I feel gross after only a few cold emails with my resume as an attachment. “Do you like how it looks? You like my skills section? What do you want me to do with it?” Not to mention, stalking potential employers to the point of becoming Joe from YOU: digging into who I’m talking to and stretching the truth to get to their heart. I’ve looked into people’s LinkedIn and heard myself narrate in his voice. “Well, hello there. Who are you? I can be that person for you.” Didn’t we agree he’s a creep (not to mention insane)? The whole process is horrifying, but so is the disrespect we get as people who want to work and be productive. Prospective employees deserve way more than what we’ve gotten so far. I would rather hear a hard, “NO, YOU SUCK FOR THIS JOB,” than be waiting on the couch for a rose that will never be for me.

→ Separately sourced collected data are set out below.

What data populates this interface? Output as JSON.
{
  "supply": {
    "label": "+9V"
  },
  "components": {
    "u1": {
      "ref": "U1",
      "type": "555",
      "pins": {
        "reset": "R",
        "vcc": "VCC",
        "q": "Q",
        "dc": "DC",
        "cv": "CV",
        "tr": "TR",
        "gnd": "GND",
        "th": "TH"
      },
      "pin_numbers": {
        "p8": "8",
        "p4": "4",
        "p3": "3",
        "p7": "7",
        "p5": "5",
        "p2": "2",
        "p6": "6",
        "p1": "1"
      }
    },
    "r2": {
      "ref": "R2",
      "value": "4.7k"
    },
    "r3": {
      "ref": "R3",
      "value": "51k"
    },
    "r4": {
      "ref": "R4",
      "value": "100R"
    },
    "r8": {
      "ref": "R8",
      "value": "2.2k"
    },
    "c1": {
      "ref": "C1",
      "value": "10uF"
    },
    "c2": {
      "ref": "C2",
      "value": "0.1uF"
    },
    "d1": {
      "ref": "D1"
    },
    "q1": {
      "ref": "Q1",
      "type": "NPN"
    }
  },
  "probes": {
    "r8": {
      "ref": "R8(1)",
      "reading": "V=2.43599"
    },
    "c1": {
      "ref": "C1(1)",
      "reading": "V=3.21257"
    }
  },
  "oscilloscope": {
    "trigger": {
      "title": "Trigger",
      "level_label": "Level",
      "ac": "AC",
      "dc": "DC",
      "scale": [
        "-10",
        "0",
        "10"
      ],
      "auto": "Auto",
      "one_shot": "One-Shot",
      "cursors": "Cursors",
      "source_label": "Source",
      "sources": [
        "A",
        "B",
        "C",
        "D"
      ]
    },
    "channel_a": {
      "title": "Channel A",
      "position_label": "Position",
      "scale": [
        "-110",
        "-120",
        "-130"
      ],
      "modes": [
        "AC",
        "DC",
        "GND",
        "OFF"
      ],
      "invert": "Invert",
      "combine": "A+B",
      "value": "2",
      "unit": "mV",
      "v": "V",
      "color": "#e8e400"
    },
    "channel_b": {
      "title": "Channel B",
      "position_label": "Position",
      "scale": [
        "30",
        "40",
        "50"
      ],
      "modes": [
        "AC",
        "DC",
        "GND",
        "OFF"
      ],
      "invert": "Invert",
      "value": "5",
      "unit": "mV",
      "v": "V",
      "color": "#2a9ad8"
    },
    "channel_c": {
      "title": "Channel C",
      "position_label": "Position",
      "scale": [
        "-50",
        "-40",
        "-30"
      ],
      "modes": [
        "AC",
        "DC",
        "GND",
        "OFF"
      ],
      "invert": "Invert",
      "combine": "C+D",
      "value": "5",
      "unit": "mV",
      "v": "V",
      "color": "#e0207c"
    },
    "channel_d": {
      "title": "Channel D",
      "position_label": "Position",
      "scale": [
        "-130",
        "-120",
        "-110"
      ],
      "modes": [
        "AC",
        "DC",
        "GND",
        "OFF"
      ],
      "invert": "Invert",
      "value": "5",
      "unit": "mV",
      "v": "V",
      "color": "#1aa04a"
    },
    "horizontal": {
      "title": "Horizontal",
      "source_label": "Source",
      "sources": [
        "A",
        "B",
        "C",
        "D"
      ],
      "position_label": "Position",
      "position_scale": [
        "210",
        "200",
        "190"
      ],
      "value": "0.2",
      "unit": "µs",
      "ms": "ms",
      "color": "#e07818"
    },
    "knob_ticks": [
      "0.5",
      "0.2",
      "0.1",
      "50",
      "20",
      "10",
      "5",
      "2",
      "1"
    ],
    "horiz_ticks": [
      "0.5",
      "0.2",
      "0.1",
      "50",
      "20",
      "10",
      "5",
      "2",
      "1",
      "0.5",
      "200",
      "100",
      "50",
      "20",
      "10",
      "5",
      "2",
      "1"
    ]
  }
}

Some days during quarantine I apply to five jobs, re-do my resume and light a candle hoping for the best. Others, I find myself scrolling through TikTok trying to distract myself from the creeping thoughts of belittling myself. But – and I feel like we somehow often forget this – we’re going through a national crisis! And a civil rights movement! Being alive and healthy right now is an automatic win. Getting out of bed is an achievement. Doing your part in the world by wearing a mask and educating yourself on what’s happening is also being productive and important. I have to remind myself to not measure my self-worth and value by the lack of opportunities I have right now. The world’s inability to accept us right now doesn’t mean we aren’t worth acceptance. Our worth, as professionals but most importantly as individuals, is not measured by our inability to be seen and appreciated by others. So, keep scrolling (and swiping?), but not finding a perfect match that sweeps you off your feet right now isn’t the end of the world.